Congenital heart diseases are the most common malformations both as an isolated form and as part of genetic syndromes. Extraordinarily fast development of molecular genetics confirms that almost all CHD are genetically dependent in terms of micro-aberrations in different regions of a chromosome or single gene mutations. On the other hand, CHD are an important component of diverse genetic diseases, including monogenic, metabolic and mitochondrial disorders, most often as secondary cardiomyopathies. The genes participating therein are located nearly on each chromosome, mainly on pathways, along with ligand genes and co-factors, transcription factors or individually. Many mechanisms on heart development are based on the balance between apoptosis, proliferation and migration. Crucial genes controlling fetal development, including the creation of heart tube and the forming of left and right ventricular outflow are primary “homeobox” genes grouped in 4 clusters HOX1-4. Other genes condition the forming of different structures.

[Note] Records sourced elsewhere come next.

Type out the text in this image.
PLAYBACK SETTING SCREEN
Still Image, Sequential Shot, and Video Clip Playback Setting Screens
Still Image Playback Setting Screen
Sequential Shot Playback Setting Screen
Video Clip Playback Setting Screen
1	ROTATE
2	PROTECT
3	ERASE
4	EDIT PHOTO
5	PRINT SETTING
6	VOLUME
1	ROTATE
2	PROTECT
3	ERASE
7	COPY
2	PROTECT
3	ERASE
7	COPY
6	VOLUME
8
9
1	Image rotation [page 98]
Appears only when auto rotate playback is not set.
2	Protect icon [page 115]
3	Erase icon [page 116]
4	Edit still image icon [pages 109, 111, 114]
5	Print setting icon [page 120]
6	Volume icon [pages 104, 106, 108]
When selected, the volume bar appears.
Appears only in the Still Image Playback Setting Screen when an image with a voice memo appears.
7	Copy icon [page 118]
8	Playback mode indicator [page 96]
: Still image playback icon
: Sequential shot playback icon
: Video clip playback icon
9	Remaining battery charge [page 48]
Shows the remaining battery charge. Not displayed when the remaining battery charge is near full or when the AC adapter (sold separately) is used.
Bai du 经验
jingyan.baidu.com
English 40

Moreover, in numerous functional disorders, for example the arrhythmia or block, the reason is also genetic, namely the mutation of ion- channel gene placed in 6 chromosomes. Many genes of cardio-genesis were identified, thanks to the investigation of other genetic disorders, for example PTPN11 gene in Noonan syndrome. The gene is also responsible for the development of pulmonary valves or TBX5 gene in Holt-Oram Syndrome. Heart development is also affected by the imprinting (about 30 genes) and the inactivation of the X chromosome in day 21 stage of embryo. We propose that a practical classification could refer to specific CHD characteristic of particular disorders, which might prove helpful in daily practice, because in prenatal diagnosis CHD is often the sole syndrome confirmed by USG scan, which may depend on truly isolated nature or non-specific mild ultrasound co-markers.